Foto: Terje Sollie / CC0

Dabei ist das Interesse an Nachrichten gestiegen. Journalisten werden als abhängig wahrgenommen

Medien müssen sich auch in Frankreich auf schwierige Zeiten gefasst machen, wie im aktuellen Medienbarometer von Kantar bemerkbar wird. Das Barometer soll das Vertrauen in Medien messen und damit schaut es auch in Frankreich nicht besonders gut aus, obwohl das Interesse an Nachrichten wieder angewachsen ist.

Aber das ist vielleicht gar nicht das am meisten beunruhigende Anzeichen. Beunruhigender zumindest für die traditionellen Medien ist, dass sich die jüngere Generation, die 18-bis 24-Jährigen von ihnen deutlich abwenden.

Es ist das mittlerweile 32. “Barometer des Vertrauens, das Franzosen in Medien setzen”, berichtet die Zeitung La Croix, in deren Auftrag die Studie erstellt wird. Die Studie hat in Frankreich eine gewisse Tradition und dadurch auch einen Stellenwert. Das ausführliche Ergebnis wird erst hinter einer Zahlschranke präsentiert. Das Abo kostet im ersten Monat 1 Euro und später 11 Euro 90. Wer wird sich das später leisten? Jede der größeren Zeitung verfolgt mittlerweile dieses Modell. Wer ist noch dazu bereit, auf eine Zeitung allein zu setzen?

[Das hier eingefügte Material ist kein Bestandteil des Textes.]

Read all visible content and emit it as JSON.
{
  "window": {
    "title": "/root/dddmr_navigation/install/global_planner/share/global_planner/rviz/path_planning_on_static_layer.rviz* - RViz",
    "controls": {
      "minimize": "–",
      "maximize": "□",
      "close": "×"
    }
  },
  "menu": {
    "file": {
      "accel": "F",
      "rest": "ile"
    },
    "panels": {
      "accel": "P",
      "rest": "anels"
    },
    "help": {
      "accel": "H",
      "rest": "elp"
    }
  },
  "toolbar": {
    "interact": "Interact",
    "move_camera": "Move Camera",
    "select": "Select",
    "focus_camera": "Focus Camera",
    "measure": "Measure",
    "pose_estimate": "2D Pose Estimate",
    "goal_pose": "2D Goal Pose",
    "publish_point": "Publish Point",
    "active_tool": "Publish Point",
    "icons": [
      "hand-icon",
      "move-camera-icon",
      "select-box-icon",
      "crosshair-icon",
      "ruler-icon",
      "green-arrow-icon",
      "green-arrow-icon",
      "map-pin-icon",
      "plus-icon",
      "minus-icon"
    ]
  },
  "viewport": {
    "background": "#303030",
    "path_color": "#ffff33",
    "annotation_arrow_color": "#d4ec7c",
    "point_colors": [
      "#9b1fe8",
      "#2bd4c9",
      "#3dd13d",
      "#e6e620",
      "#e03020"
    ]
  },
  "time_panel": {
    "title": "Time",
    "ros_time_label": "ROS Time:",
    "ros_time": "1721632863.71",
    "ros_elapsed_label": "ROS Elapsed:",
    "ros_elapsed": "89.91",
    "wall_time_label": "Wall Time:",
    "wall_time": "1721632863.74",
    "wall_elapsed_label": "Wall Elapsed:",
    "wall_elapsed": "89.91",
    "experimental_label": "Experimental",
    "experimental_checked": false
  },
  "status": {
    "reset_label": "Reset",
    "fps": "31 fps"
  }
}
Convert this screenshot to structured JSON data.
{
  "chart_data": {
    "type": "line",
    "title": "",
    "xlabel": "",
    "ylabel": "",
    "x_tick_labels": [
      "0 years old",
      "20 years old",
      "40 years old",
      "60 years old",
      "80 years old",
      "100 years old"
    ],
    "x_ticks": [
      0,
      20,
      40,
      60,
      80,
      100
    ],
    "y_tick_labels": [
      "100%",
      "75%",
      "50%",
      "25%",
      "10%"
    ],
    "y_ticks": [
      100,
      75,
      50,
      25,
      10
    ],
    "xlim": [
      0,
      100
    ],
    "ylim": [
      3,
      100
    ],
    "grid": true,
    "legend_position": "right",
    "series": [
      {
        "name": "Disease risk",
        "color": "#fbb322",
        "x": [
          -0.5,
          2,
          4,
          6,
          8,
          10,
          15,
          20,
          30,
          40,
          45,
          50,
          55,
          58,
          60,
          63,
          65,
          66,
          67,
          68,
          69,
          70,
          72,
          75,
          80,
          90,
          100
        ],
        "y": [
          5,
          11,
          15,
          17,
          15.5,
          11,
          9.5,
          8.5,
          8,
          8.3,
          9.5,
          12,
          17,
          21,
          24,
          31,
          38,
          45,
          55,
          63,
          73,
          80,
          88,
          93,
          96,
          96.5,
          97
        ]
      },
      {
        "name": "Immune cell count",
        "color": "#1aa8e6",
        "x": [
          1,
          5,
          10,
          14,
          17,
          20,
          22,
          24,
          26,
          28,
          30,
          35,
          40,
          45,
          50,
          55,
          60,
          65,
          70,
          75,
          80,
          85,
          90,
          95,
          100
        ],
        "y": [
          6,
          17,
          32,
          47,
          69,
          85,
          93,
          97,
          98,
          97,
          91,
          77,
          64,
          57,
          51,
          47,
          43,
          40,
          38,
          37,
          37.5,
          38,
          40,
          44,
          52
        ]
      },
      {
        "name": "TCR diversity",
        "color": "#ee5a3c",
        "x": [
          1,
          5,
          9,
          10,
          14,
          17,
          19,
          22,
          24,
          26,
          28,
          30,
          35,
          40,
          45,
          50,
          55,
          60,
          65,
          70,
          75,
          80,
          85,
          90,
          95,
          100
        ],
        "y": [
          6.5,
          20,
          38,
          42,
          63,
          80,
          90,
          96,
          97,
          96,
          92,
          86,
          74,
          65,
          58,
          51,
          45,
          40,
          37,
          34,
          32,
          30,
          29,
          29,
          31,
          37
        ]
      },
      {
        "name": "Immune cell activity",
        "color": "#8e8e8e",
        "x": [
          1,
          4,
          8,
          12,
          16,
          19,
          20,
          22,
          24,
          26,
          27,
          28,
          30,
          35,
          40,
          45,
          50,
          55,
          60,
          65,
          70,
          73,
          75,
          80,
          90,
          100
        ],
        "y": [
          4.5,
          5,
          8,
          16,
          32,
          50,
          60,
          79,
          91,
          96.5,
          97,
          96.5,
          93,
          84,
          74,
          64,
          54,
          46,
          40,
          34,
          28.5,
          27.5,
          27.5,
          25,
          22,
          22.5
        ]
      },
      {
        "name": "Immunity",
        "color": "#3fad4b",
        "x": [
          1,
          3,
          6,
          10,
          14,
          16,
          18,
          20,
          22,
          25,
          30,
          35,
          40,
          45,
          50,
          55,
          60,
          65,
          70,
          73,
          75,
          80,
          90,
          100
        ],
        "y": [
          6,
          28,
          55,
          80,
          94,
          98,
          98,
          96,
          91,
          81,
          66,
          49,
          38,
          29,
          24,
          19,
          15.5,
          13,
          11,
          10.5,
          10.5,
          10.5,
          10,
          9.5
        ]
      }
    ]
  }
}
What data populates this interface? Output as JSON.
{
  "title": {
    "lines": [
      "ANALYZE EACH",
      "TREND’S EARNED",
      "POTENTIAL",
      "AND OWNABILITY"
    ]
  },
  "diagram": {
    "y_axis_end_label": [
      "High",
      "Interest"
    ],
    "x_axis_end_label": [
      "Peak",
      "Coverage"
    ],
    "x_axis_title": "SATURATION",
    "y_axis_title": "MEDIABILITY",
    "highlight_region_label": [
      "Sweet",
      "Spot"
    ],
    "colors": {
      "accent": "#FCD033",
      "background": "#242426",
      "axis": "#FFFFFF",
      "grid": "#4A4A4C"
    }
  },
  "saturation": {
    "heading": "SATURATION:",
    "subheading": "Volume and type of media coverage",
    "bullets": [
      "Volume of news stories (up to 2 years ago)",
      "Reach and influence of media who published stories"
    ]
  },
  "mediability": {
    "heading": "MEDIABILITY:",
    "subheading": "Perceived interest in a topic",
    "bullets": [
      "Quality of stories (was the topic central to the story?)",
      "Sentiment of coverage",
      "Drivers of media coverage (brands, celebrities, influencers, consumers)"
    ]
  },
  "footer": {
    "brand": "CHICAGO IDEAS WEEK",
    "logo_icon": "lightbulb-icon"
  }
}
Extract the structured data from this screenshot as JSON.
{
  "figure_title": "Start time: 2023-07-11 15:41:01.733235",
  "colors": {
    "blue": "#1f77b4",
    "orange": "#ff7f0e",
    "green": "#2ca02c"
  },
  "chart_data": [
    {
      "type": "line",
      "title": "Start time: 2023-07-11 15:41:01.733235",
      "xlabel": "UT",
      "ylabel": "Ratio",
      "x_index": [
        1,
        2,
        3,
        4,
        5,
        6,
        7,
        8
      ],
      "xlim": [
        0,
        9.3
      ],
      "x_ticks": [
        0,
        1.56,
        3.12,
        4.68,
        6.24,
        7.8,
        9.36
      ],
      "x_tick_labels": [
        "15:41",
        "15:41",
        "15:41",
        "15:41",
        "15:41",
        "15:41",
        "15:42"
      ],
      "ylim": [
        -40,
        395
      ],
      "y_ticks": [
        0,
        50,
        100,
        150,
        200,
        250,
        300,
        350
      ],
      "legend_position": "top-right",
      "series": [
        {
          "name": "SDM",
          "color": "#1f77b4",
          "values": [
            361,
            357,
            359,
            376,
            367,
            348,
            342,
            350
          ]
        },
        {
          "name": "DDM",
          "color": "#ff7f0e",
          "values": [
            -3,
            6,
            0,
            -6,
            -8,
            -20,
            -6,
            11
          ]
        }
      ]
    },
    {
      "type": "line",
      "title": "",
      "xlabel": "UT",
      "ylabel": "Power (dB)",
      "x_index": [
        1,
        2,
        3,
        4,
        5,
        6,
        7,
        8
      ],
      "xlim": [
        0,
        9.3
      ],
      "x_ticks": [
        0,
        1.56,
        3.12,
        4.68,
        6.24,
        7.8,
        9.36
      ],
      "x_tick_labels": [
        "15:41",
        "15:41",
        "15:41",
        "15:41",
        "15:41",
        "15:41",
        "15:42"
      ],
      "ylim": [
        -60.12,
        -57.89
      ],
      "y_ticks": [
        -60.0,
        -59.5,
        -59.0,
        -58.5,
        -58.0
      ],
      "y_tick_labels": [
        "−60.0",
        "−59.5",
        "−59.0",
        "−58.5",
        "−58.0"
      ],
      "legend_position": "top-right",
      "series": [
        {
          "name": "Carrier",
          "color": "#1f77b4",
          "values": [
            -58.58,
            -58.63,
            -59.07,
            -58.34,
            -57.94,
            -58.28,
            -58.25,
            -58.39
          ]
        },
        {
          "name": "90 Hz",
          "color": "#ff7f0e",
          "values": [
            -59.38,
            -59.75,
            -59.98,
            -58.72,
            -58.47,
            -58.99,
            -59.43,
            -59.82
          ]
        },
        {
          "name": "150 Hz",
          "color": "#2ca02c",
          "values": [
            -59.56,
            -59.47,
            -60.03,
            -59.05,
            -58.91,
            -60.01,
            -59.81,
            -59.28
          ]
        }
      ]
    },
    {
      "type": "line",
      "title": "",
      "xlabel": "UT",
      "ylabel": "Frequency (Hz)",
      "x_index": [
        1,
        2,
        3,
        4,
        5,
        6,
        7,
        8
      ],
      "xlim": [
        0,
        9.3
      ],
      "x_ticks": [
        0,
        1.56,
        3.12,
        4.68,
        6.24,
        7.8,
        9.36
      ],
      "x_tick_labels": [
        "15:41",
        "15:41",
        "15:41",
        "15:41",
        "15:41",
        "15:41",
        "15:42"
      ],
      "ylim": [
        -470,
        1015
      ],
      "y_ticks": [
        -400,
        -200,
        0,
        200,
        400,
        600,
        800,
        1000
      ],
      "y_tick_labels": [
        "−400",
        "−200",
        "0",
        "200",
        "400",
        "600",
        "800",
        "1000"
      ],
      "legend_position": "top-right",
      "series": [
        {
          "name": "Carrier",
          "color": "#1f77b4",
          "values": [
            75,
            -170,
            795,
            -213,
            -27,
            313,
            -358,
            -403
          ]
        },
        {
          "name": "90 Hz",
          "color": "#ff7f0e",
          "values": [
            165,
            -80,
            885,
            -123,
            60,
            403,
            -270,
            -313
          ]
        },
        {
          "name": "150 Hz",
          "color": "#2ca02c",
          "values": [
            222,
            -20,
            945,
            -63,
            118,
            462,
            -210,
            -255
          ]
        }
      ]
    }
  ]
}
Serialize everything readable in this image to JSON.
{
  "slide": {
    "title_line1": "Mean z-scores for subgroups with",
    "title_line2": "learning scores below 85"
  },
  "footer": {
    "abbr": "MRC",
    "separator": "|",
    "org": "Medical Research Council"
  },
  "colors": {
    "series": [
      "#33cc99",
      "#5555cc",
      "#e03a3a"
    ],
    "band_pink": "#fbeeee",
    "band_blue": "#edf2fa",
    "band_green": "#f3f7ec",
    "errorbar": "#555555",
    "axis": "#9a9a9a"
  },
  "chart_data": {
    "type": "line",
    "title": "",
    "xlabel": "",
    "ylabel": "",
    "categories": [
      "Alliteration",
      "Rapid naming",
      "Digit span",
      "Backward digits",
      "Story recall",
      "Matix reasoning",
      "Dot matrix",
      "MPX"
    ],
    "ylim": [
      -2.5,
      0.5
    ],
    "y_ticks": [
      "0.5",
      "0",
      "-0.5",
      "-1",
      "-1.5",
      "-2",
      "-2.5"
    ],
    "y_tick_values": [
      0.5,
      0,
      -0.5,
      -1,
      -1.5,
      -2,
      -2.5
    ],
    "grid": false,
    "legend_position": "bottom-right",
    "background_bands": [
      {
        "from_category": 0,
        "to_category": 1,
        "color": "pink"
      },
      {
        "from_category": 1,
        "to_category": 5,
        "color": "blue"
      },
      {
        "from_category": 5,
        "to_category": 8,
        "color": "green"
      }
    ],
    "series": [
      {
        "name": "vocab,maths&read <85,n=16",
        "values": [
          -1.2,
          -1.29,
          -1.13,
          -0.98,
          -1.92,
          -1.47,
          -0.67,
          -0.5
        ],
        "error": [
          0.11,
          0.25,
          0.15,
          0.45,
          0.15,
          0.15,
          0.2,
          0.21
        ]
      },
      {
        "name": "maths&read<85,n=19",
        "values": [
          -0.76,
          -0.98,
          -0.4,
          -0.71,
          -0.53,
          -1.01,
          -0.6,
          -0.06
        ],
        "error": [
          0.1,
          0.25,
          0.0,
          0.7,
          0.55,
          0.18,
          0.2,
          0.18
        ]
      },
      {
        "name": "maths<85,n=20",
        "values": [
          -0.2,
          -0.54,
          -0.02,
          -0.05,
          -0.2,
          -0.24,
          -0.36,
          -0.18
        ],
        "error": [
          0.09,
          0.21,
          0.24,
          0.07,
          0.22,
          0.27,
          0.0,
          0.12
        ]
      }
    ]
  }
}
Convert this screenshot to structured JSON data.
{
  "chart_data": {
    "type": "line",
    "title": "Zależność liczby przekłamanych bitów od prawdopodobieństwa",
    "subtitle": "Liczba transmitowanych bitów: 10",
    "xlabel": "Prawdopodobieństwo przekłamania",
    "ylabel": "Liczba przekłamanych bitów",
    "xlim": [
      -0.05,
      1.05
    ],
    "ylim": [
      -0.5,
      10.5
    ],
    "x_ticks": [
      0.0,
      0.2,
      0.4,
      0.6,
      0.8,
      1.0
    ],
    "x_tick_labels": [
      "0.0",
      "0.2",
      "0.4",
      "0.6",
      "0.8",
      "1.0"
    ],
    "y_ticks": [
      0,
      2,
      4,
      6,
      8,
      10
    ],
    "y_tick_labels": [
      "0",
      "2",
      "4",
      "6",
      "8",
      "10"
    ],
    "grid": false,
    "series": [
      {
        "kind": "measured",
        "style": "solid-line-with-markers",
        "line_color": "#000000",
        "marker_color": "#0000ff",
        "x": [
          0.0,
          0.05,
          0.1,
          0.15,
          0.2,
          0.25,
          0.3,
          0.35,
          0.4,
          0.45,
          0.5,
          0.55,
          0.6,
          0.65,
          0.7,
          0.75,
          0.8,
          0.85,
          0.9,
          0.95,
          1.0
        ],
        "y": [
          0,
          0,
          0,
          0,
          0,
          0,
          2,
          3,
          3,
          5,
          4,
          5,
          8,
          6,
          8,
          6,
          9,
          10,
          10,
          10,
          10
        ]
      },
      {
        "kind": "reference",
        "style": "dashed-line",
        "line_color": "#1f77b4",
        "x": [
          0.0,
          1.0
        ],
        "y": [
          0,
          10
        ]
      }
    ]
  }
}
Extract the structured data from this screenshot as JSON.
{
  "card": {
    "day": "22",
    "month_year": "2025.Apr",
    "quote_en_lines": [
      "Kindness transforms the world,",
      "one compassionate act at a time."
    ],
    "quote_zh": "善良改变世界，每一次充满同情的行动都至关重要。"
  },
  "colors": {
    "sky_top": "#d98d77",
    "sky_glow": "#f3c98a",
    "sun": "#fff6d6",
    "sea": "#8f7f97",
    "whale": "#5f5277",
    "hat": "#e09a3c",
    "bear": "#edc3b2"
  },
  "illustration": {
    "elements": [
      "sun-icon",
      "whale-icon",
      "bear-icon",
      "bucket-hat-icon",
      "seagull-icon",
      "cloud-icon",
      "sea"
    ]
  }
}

Glaubwürdigkeit: “Ganz unten angelangt”

Im Vorspann, der 20 Prozent des Artikels preisgibt, wird das Ergebnis der Vertrauensstudie so zusammengefasst:

Die Glaubwürdigkeit, die unterschiedlichen Informationsträgern zugestanden wird, und die Wahrnehmung der Unabhängigkeit der Journalisten sind ganz unten angelangt. Dabei ist das Interesse für News nach drei Jahren wieder angestiegen.

La Croix

Die Zahlen des Barometers, die zum Teil auch beim Institut Kantar, das die Studie seit 1987 durchführt, zu erfahren sind: Gute zwei Drittel der befragten Franzosen (67 Prozent von 1024 repräsentativ Befragten) gaben in face-to-face-Interviews an, dass sie die Nachrichten “mit großem Interesse” verfolgen. Das waren 5 Prozent mehr als im Vorjahr. Das gestiegene Interesse an News hat wahrscheinlich mit den Protesten der Gelbwesten zu tun. Der Zeitraum der Befragung – von 3. bis 7. Januar – spricht dafür.

Radio: Das glaubwürdigste Medium mit 50 Prozent “Vertrauensanteil”

Angesichts der Zunahme des Interesses ist die gleichzeitig beobachtete Abnahme der attestierten Glaubwürdigkeit keine gute Nachricht für die Medien. Nur die Hälfte der Französinnen und Franzosen glauben, was sie im Radio hören. Das Medium gilt seit 1990 als das glaubwürdigste in Frankreich.